Designing an optimal and strategic incentives system is key, says Singapore Management University Professor Thomas Menkhoff
When considering innovation and great innovators our first thought is probably of Steve Jobs, James Dyson, Mark Zuckerberg or other extremely self-motivated founders of tech firms. Unfortunately most of us do not fall into this category, and most organizations cannot rely on their employees, however conscientious, to be driven by passion alone to achieve ongoing innovation. We need some carrots.
In fact designing an optimal and strategic incentives system is key, says Singapore Management University Professor Thomas Menkhoff, in a recent article.
Optimal because: although rewards and recognition are critical in encouraging a robust innovation culture, they can also backfire. Managers should be very cautious about over-rewarding or setting quantity targets that undermine the quality of their innovations or destabilise a productive innovative culture, thus undermining the future innovation capabilities of the company.
According to Menkhoff “Even the best intended practices can provide disincentives for the right (innovative) behaviour. The promise of tangible monetary rewards can erode one's intrinsic motivation which is critical for breakthrough innovations.” Rewards for success can cause envy and disengagement if perceived to be unfair, and rewards can be counterproductive if believed to be below market value. Equally a failure to support greater innovativeness through risk-aversion, or to implement newly proposed ideas, or to sensitively manage innovations initiatives that fail can greatly damage future creativity and commitment to innovation.
In extreme cases, as with the pre-crash banks that motivated employees with special bonuses and huge incentive awards, or the ‘dotcom bubble’ businesses that placed too much focus on downstream financial rewards, a mismatch between rewards and innovative effort can be disastrous; and of course disaster also struck those like Kodak or Blackberry who failed to innovate effectively.

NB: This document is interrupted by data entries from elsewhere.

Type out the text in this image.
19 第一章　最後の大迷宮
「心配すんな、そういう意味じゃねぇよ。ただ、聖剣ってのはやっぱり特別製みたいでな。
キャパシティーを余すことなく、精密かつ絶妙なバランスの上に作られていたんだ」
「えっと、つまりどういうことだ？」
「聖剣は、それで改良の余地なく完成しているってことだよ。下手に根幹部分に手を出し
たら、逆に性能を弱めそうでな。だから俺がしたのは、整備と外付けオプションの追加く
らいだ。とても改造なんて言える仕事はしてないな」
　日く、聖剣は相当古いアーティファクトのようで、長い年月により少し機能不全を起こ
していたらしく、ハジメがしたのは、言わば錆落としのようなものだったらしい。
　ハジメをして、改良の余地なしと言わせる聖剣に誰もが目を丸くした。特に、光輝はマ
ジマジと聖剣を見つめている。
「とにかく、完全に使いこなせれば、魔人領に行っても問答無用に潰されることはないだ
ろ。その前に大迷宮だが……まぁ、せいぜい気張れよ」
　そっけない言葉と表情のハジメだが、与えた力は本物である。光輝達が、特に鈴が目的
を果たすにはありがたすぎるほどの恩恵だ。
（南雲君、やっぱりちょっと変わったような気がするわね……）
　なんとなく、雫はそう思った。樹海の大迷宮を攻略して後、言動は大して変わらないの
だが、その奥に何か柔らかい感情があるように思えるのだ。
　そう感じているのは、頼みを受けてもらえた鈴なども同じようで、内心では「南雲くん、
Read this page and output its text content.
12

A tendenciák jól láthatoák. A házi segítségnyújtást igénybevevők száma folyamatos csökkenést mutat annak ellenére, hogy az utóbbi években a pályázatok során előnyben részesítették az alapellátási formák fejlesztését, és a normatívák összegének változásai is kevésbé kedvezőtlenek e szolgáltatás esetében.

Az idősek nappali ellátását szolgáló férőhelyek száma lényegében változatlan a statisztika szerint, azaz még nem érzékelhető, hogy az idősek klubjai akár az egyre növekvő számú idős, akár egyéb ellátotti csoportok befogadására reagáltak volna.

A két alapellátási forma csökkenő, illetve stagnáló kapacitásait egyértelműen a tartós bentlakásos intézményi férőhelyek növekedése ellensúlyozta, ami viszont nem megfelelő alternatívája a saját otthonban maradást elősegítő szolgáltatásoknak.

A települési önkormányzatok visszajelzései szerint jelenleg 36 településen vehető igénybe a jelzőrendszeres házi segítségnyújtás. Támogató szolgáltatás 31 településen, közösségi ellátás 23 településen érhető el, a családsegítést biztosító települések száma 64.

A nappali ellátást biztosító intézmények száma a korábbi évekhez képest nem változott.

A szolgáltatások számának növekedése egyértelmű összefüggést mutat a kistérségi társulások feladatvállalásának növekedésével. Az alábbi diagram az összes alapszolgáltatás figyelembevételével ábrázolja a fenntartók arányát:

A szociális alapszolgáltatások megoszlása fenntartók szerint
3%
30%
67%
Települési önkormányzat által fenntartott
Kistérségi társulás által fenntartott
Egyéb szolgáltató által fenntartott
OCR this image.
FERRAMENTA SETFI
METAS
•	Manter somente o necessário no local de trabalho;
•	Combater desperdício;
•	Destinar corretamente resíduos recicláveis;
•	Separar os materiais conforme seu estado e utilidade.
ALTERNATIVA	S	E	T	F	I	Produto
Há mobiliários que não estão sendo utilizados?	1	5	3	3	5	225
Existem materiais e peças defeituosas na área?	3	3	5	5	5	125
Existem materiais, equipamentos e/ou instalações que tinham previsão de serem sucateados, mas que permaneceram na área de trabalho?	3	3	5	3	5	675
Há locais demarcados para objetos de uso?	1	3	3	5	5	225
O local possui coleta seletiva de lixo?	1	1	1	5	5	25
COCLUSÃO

Research and practise shows that rewards and recognition are critical management tools to encourage employees to innovate. The question is how to create an organizational incentive framework that supports radical innovative behaviour, while avoiding the potential risks?
Professor Thomas Menkhoff suggests that, when designing an incentive framework to support innovativeness, managers need to distinguish between incentives, such as financial compensation, which kick in before an innovation project starts; and rewards, such as recognition in the form of publicly showcasing innovative employees, which might then encourage people to continue to innovate long-term.
He also suggests that incentive systems must specify and reinforce strategic and long-term innovation goals by recognizing intermediate roadmap targets, rather than objective measures, such as speed to market or new product sales targets; and that innovation goals and exploration activities need to be integrated into the corporate performance measurement system.
“Innovation KPIs incorporated into a balanced innovation scorecard must leave enough room for trial and error, experimentation, exchange of ideas and learning.” Says Menkhoff. Individual performance should be considered alongside team evaluations, and it is important for leaders to be sure they are measuring what is truly important for their business. For example it might be wise to reward a team whose innovation initiative failed but taught valuable lessons, to encourage their future commitment to innovation.
Providing highly incentive-intensive financial rewards which are closely tied to the value that a very few outstanding people have created can cause corrosive rivalry and envy. So in some case a better option might be to stimulate innovation through a robust culture of innovative intrapreneurship, which might then lead to many incremental innovations and a few radical ones.